56 (1) For the purposes of this section:

  • “construction” means
  • (a) the new construction of a building or other structure, or
  • (b) the structural alteration of or addition to an existing building or other structure, but does not include the repair of an existing building or other structure;
  • “qualified professional” means
  • (a) a professional engineer, or
  • (b) a professional geoscientist
  • with experience or training in geotechnical study and geohazard assessments.
  • (2) If
  • (a) a bylaw regulating the construction of buildings or other structures is in effect, and
  • (b) a building inspector considers that construction would be on land that is subject to or is likely to be subject to flooding, mud flows, debris flows, debris torrents, erosion, land slip, rockfalls, subsidence or avalanche,
  • the building inspector may require the owner of land to provide the building inspector with a report certified by a qualified professional that the land may be used safely for the use intended.
  • (3) If a qualified professional determines that the land may not be used safely for the use intended, a building inspector must not issue a building permit.
  • (4) A building inspector may issue a building permit in accordance with subsection (5) if a qualified professional certifies that the land may be used safely for the use intended if the land is used in accordance with the conditions specified in the professional’s report.
  • (5) A building permit under subsection (4) may only be issued on the following conditions:
  • (a) the owner of the land covenants with the municipality to use the land only in the manner certified by the qualified professional as enabling the safe use of the land for the use intended;
  • (b) the covenant contains conditions respecting reimbursement by the owner for any expenses that may be incurred by the municipality as a result of a breach of a covenant under paragraph (a);
  • (c) the covenant is registered under section 219 of the Land Title Act.
  • (6) If a building inspector is authorized to issue a building permit under subsection (4) but refuses to do so, the council may, on application of the owner, direct the building inspector to issue the building permit subject to the requirements of subsection (5).
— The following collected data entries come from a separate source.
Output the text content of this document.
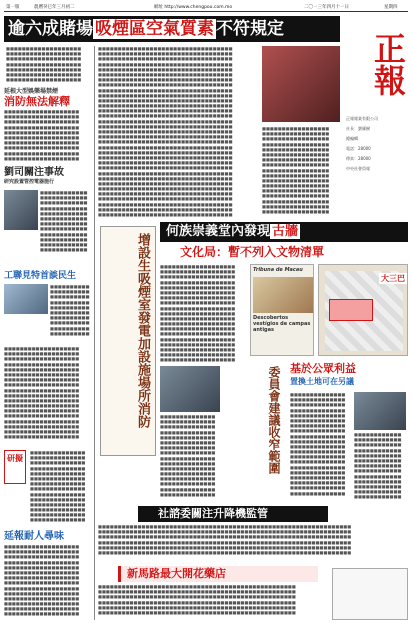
第一版	農曆癸巳年三月初二	網址 http://www.chengpou.com.mo	二〇一三年四月十一日	星期四
逾六成賭場 吸煙區空氣質素 不符規定
正報
正報報業有限公司
社長：劉耀樹
總編輯
電話：28000
傳真：28000
中央社會員報
■■■■■■■■■■■■■■■■■■■
■■■■■■■■■■■■■■■■■■■
■■■■■■■■■■■■■■■■■■■
■■■■■■■■■■■■■■■■■■■
■■■■■■■■■■■■■■■■■■■
■■■■■■■■■■■■■■■■■■■
■■■■■■■■■■■■■■■■■■■
延根大型娛樂場禁煙
消防無法解釋
■■■■■■■■■■■■■■■■■■■
■■■■■■■■■■■■■■■■■■■
■■■■■■■■■■■■■■■■■■■
■■■■■■■■■■■■■■■■■■■
■■■■■■■■■■■■■■■■■■■
■■■■■■■■■■■■■■■■■■■
■■■■■■■■■■■■■■■■■■■
■■■■■■■■■■■■■■■■■■■
■■■■■■■■■■■■■■■■■■■
■■■■■■■■■■■■■■■■■■■
劉司關注事故
研究設置管控電器施行
■■■■■■■■■■■■
■■■■■■■■■■■■
■■■■■■■■■■■■
■■■■■■■■■■■■
■■■■■■■■■■■■
■■■■■■■■■■■■
■■■■■■■■■■■■
■■■■■■■■■■■■
■■■■■■■■■■■■
■■■■■■■■■■■■
■■■■■■■■■■■■
■■■■■■■■■■■■
工聯見特首談民生
■■■■■■■■■■
■■■■■■■■■■
■■■■■■■■■■
■■■■■■■■■■
■■■■■■■■■■
■■■■■■■■■■
■■■■■■■■■■
■■■■■■■■■■
■■■■■■■■■■
■■■■■■■■■■
■■■■■■■■■■■■■■■■■■■
■■■■■■■■■■■■■■■■■■■
■■■■■■■■■■■■■■■■■■■
■■■■■■■■■■■■■■■■■■■
■■■■■■■■■■■■■■■■■■■
■■■■■■■■■■■■■■■■■■■
■■■■■■■■■■■■■■■■■■■
■■■■■■■■■■■■■■■■■■■
■■■■■■■■■■■■■■■■■■■
■■■■■■■■■■■■■■■■■■■
■■■■■■■■■■■■■■■■■■■
■■■■■■■■■■■■■■■■■■■
■■■■■■■■■■■■■■■■■■■
■■■■■■■■■■■■■■■■■■■
■■■■■■■■■■■■■■■■■■■
■■■■■■■■■■■■■■■■■■■
■■■■■■■■■■■■■■■■■■■
■■■■■■■■■■■■■■■■■■■
研擬
■■■■■■■■■■■■■■
■■■■■■■■■■■■■■
■■■■■■■■■■■■■■
■■■■■■■■■■■■■■
■■■■■■■■■■■■■■
■■■■■■■■■■■■■■
■■■■■■■■■■■■■■
■■■■■■■■■■■■■■
■■■■■■■■■■■■■■
■■■■■■■■■■■■■■
■■■■■■■■■■■■■■
■■■■■■■■■■■■■■
■■■■■■■■■■■■■■
■■■■■■■■■■■■■■
延報耐人尋味
■■■■■■■■■■■■■■■■■■■
■■■■■■■■■■■■■■■■■■■
■■■■■■■■■■■■■■■■■■■
■■■■■■■■■■■■■■■■■■■
■■■■■■■■■■■■■■■■■■■
■■■■■■■■■■■■■■■■■■■
■■■■■■■■■■■■■■■■■■■
■■■■■■■■■■■■■■■■■■■
■■■■■■■■■■■■■■■■■■■
■■■■■■■■■■■■■■■■■■■
■■■■■■■■■■■■■■■■■■■
■■■■■■■■■■■■■■■■■■■
■■■■■■■■■■■■■■■■■■■
■■■■■■■■■■■■■■■■■■■
■■■■■■■■■■■■■■■■■■■■■■■■■■■■■■■■■■
■■■■■■■■■■■■■■■■■■■■■■■■■■■■■■■■■■
■■■■■■■■■■■■■■■■■■■■■■■■■■■■■■■■■■
■■■■■■■■■■■■■■■■■■■■■■■■■■■■■■■■■■
■■■■■■■■■■■■■■■■■■■■■■■■■■■■■■■■■■
■■■■■■■■■■■■■■■■■■■■■■■■■■■■■■■■■■
■■■■■■■■■■■■■■■■■■■■■■■■■■■■■■■■■■
■■■■■■■■■■■■■■■■■■■■■■■■■■■■■■■■■■
■■■■■■■■■■■■■■■■■■■■■■■■■■■■■■■■■■
■■■■■■■■■■■■■■■■■■■■■■■■■■■■■■■■■■
■■■■■■■■■■■■■■■■■■■■■■■■■■■■■■■■■■
■■■■■■■■■■■■■■■■■■■■■■■■■■■■■■■■■■
■■■■■■■■■■■■■■■■■■■■■■■■■■■■■■■■■■
■■■■■■■■■■■■■■■■■■■■■■■■■■■■■■■■■■
■■■■■■■■■■■■■■■■■■■■■■■■■■■■■■■■■■
■■■■■■■■■■■■■■■■■■■■■■■■■■■■■■■■■■
■■■■■■■■■■■■■■■■■■■■■■■■■■■■■■■■■■
■■■■■■■■■■■■■■■■■■■■■■■■■■■■■■■■■■
■■■■■■■■■■■■■■■■■■■■■■■■■■■■■■■■■■
■■■■■■■■■■■■■■■■■■■■■■■■■■■■■■■■■■
■■■■■■■■■■■■■■■■■■■■■■■■■■■■■■■■■■
■■■■■■■■■■■■■■■■■■■■■■■■■■■■■■■■■■
■■■■■■■■■■■■■■■■■■■■■■■■■■■■■■■■■■
■■■■■■■■■■■■■■■■■■■■■■■■■■■■■■■■■■
■■■■■■■■■■■■■■■■■■■■■■■■■■■■■■■■■■
■■■■■■■■■■■■■■■■■■■■■■■■■■■■■■■■■■
■■■■■■■■■■■■■■■■■■■■■■■■■■■■■■■■■■
■■■■■■■■■■■■■■■■■■■■■■■■■■■■■■■■■■
■■■■■■■■■■■■■■■■■■■■■■■■■■■■■■■■■■
■■■■■■■■■■■■■■■■■■■■■■■■■■■■■■■■■■
■■■■■■■■■■■■■■■■■■■■■■■■■■■■■■■■■■
■■■■■■■■■■■■■■■■■■■■■■■■■■■■■■■■■■
■■■■■■■■■■■■■■■■■■■■■■■■■■■■■■■■■■
■■■■■■■■■■■■■■■■■
■■■■■■■■■■■■■■■■■
■■■■■■■■■■■■■■■■■
■■■■■■■■■■■■■■■■■
■■■■■■■■■■■■■■■■■
■■■■■■■■■■■■■■■■■
■■■■■■■■■■■■■■■■■
■■■■■■■■■■■■■■■■■
■■■■■■■■■■■■■■■■■
■■■■■■■■■■■■■■■■■
■■■■■■■■■■■■■■■■■
■■■■■■■■■■■■■■■■■
■■■■■■■■■■■■■■■■■
■■■■■■■■■■■■■■■■■
■■■■■■■■■■■■■■■■■
■■■■■■■■■■■■■■■■■
■■■■■■■■■■■■■■■■■
何族崇義堂內發現 古牆
文化局：暫不列入文物清單
增設生吸煙室發電加設施場所消防	■■■■■■■■■■■■■■■■■■■
■■■■■■■■■■■■■■■■■■■
■■■■■■■■■■■■■■■■■■■
■■■■■■■■■■■■■■■■■■■
■■■■■■■■■■■■■■■■■■■
■■■■■■■■■■■■■■■■■■■
■■■■■■■■■■■■■■■■■■■
■■■■■■■■■■■■■■■■■■■
■■■■■■■■■■■■■■■■■■■
■■■■■■■■■■■■■■■■■■■
■■■■■■■■■■■■■■■■■■■
■■■■■■■■■■■■■■■■■■■
■■■■■■■■■■■■■■■■■■■
■■■■■■■■■■■■■■■■■■■
■■■■■■■■■■■■■■■■■■■
■■■■■■■■■■■■■■■■■■■
■■■■■■■■■■■■■■■■■■■
■■■■■■■■■■■■■■■■■■■
■■■■■■■■■■■■■■■■■■■
Tribuna de Macau
Descobertos vestígios de campas antigas
大三巴
委員會建議收窄範圍
■■■■■■■■■■■■■■
■■■■■■■■■■■■■■
■■■■■■■■■■■■■■
■■■■■■■■■■■■■■
■■■■■■■■■■■■■■
■■■■■■■■■■■■■■
■■■■■■■■■■■■■■
■■■■■■■■■■■■■■
■■■■■■■■■■■■■■
■■■■■■■■■■■■■■
■■■■■■■■■■■■■■
■■■■■■■■■■■■■■
■■■■■■■■■■■■■■
■■■■■■■■■■■■■■
■■■■■■■■■■■■■■
■■■■■■■■■■■■■■
基於公眾利益
置換土地可在另議
■■■■■■■■■■■■■■
■■■■■■■■■■■■■■
■■■■■■■■■■■■■■
■■■■■■■■■■■■■■
■■■■■■■■■■■■■■
■■■■■■■■■■■■■■
■■■■■■■■■■■■■■
■■■■■■■■■■■■■■
■■■■■■■■■■■■■■
■■■■■■■■■■■■■■
■■■■■■■■■■■■■■
■■■■■■■■■■■■■■
■■■■■■■■■■■■■■
■■■■■■■■■■■■■■
■■■■■■■■■■■■■■
■■■■■■■■■■■■■■
■■■■■■■■■■■■■■
■■■■■■■■■■■■■■
■■■■■■■■■■■■■■
■■■■■■■■■■■■■■
■■■■■■■■■■■■
■■■■■■■■■■■■
■■■■■■■■■■■■
■■■■■■■■■■■■
■■■■■■■■■■■■
■■■■■■■■■■■■
■■■■■■■■■■■■
■■■■■■■■■■■■
■■■■■■■■■■■■
■■■■■■■■■■■■
■■■■■■■■■■■■
■■■■■■■■■■■■
■■■■■■■■■■■■
社諮委關注升降機監管
■■■■■■■■■■■■■■■■■■■■■■■■■■■■■■■■■■■■■■■■■■■■■■■■■■■■■■■■■■■■■■■■
■■■■■■■■■■■■■■■■■■■■■■■■■■■■■■■■■■■■■■■■■■■■■■■■■■■■■■■■■■■■■■■■
■■■■■■■■■■■■■■■■■■■■■■■■■■■■■■■■■■■■■■■■■■■■■■■■■■■■■■■■■■■■■■■■
■■■■■■■■■■■■■■■■■■■■■■■■■■■■■■■■■■■■■■■■■■■■■■■■■■■■■■■■■■■■■■■■
■■■■■■■■■■■■■■■■■■■■■■■■■■■■■■■■■■■■■■■■■■■■■■■■■■■■■■■■■■■■■■■■
■■■■■■■■■■■■■■■■■■■■■■■■■■■■■■■■■■■■■■■■■■■■■■■■■■■■■■■■■■■■■■■■
新馬路最大開花藥店
■■■■■■■■■■■■■■■■■■■■■■■■■■■■■■■■■■■■■■■■■■■■■■■■■■
■■■■■■■■■■■■■■■■■■■■■■■■■■■■■■■■■■■■■■■■■■■■■■■■■■
■■■■■■■■■■■■■■■■■■■■■■■■■■■■■■■■■■■■■■■■■■■■■■■■■■
■■■■■■■■■■■■■■■■■■■■■■■■■■■■■■■■■■■■■■■■■■■■■■■■■■
■■■■■■■■■■■■■■■■■■■■■■■■■■■■■■■■■■■■■■■■■■■■■■■■■■
■■■■■■■■■■■■■■■■■■■■■■■■■■■■■■■■■■■■■■■■■■■■■■■■■■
2003-26-56, effective January 1, 2004 (B.C. Reg. 443/2003); 2003-52-537, effective January 1, 2004 (B.C. Reg. 465/2003).


Restrictive Covenants

The powers conferred on building inspectors under s. 56(4) and (5) of the Community Charter are permissive rather than mandatory. The underlying purpose of the power to require the giving of a restrictive covenant and the registration of it in the land title office is to give notice to the owner of land, or subsequent owners, of municipal concerns as to the stability of the land for purposes of construction. It is a method of warning a landowner of the danger of building on the property and the safeguards required before permission to build will be granted. There is no requirement in the legislation that the restrictive covenant be monitored or enforced by the building inspector. Consequently, there is no common law duty of care on a municipality to enforce the discretionary powers contained in a restrictive covenant (Century Holdings Ltd. v. Delta (District), 1994 CanLII 2254 (BC CA), reversing (1992), 2 C.L.R. (2d) 186 (S.C.), leave to appeal refused [1994] S.C.C.A. No. 293 (QL)).